Pilots of a British Airways plane did not let a little lightning stop it from getting to its destination.

The BA-35 service from Heathrow to Chennai, was struck by lightning shortly after its 2pm take-off on 22 July.

The crew decided to keep flying the 8,242km route and the plane reached Chennai only 45 minutes later than scheduled, at 4.17am on 23 July. After inspection, it was found have "between 42 and 46 holes".

There is no suggestion that the plane was not fit to complete its journey and there were no other issues on the flight.

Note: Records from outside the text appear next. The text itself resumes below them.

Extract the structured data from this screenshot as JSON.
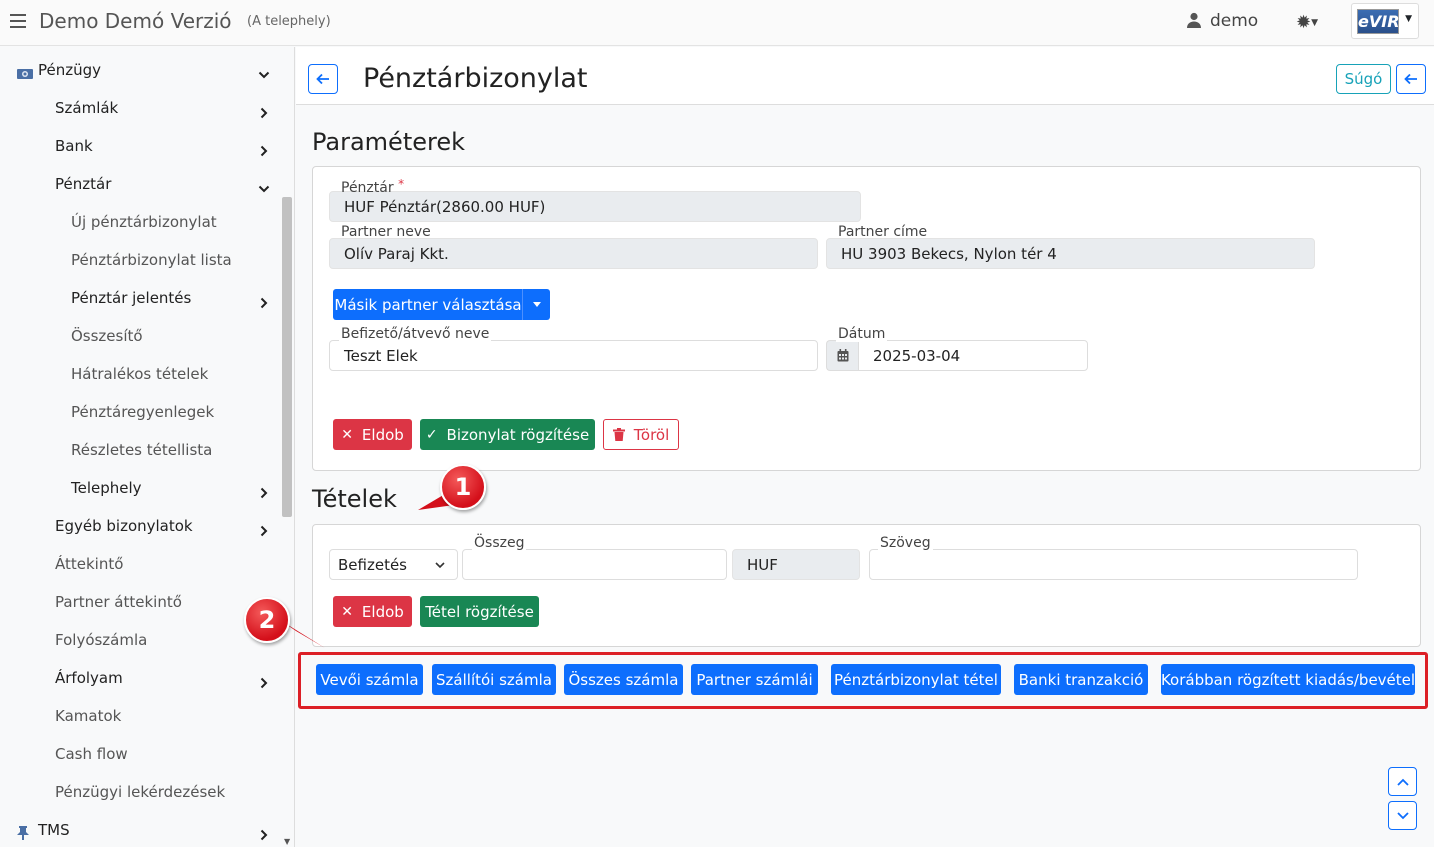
{
  "app": {
    "title": "Demo Demó Verzió",
    "subtitle": "(A telephely)",
    "user": "demo",
    "logo_text": "eVIR"
  },
  "sidebar": {
    "items": [
      {
        "label": "Pénzügy",
        "level": 0,
        "chevron": "down",
        "icon": "money-icon"
      },
      {
        "label": "Számlák",
        "level": 1,
        "chevron": "right"
      },
      {
        "label": "Bank",
        "level": 1,
        "chevron": "right"
      },
      {
        "label": "Pénztár",
        "level": 1,
        "chevron": "down"
      },
      {
        "label": "Új pénztárbizonylat",
        "level": 2
      },
      {
        "label": "Pénztárbizonylat lista",
        "level": 2
      },
      {
        "label": "Pénztár jelentés",
        "level": 2,
        "chevron": "right"
      },
      {
        "label": "Összesítő",
        "level": 2
      },
      {
        "label": "Hátralékos tételek",
        "level": 2
      },
      {
        "label": "Pénztáregyenlegek",
        "level": 2
      },
      {
        "label": "Részletes tétellista",
        "level": 2
      },
      {
        "label": "Telephely",
        "level": 2,
        "chevron": "right"
      },
      {
        "label": "Egyéb bizonylatok",
        "level": 1,
        "chevron": "right"
      },
      {
        "label": "Áttekintő",
        "level": 1
      },
      {
        "label": "Partner áttekintő",
        "level": 1
      },
      {
        "label": "Folyószámla",
        "level": 1
      },
      {
        "label": "Árfolyam",
        "level": 1,
        "chevron": "right"
      },
      {
        "label": "Kamatok",
        "level": 1
      },
      {
        "label": "Cash flow",
        "level": 1
      },
      {
        "label": "Pénzügyi lekérdezések",
        "level": 1
      },
      {
        "label": "TMS",
        "level": 0,
        "chevron": "right",
        "icon": "pin-icon"
      }
    ]
  },
  "page": {
    "title": "Pénztárbizonylat",
    "help_label": "Súgó"
  },
  "params": {
    "section_title": "Paraméterek",
    "penztar_label": "Pénztár",
    "penztar_value": "HUF Pénztár(2860.00 HUF)",
    "partner_name_label": "Partner neve",
    "partner_name_value": "Olív  Paraj Kkt.",
    "partner_addr_label": "Partner címe",
    "partner_addr_value": "HU 3903 Bekecs, Nylon tér 4",
    "other_partner_button": "Másik partner választása",
    "payer_label": "Befizető/átvevő neve",
    "payer_value": "Teszt Elek",
    "date_label": "Dátum",
    "date_value": "2025-03-04",
    "discard_button": "Eldob",
    "save_button": "Bizonylat rögzítése",
    "delete_button": "Töröl"
  },
  "items": {
    "section_title": "Tételek",
    "type_value": "Befizetés",
    "amount_label": "Összeg",
    "amount_value": "",
    "currency_value": "HUF",
    "text_label": "Szöveg",
    "text_value": "",
    "discard_button": "Eldob",
    "save_button": "Tétel rögzítése"
  },
  "link_buttons": [
    "Vevői számla",
    "Szállítói számla",
    "Összes számla",
    "Partner számlái",
    "Pénztárbizonylat tétel",
    "Banki tranzakció",
    "Korábban rögzített kiadás/bevétel"
  ],
  "markers": [
    "1",
    "2"
  ],
  "colors": {
    "primary": "#0d6efd",
    "danger": "#dc3545",
    "success": "#198754",
    "info": "#17a2b8",
    "marker": "#dc1f26"
  }
}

Tests were carried out on the Boeing 787-900 Dreamliner which was grounded for its return leg, prompting the airline to book travellers onto other flights.

The plane returned without passengers to London on 29 July, checked and is now back in active duty. The airline said that at no point were passengers at risk after the incident.

"We apologised to customers and rebooked them onto alternative services after our flight from Chennai to London was cancelled on Sunday following a technical issue," a British Airways spokesperson said.

"The aircraft was inspected by our highly qualified engineers before returning to service. The safety and security of our customers and crew is always our priority," the Telegraph reported.

Lightning strikes can happen regularly to a plane - up to every 1,000 flight hours and aircraft are engineered to handle them. The lightweight carbon composite modern planes are made from protect the seated space inside the cabin from electrical currents.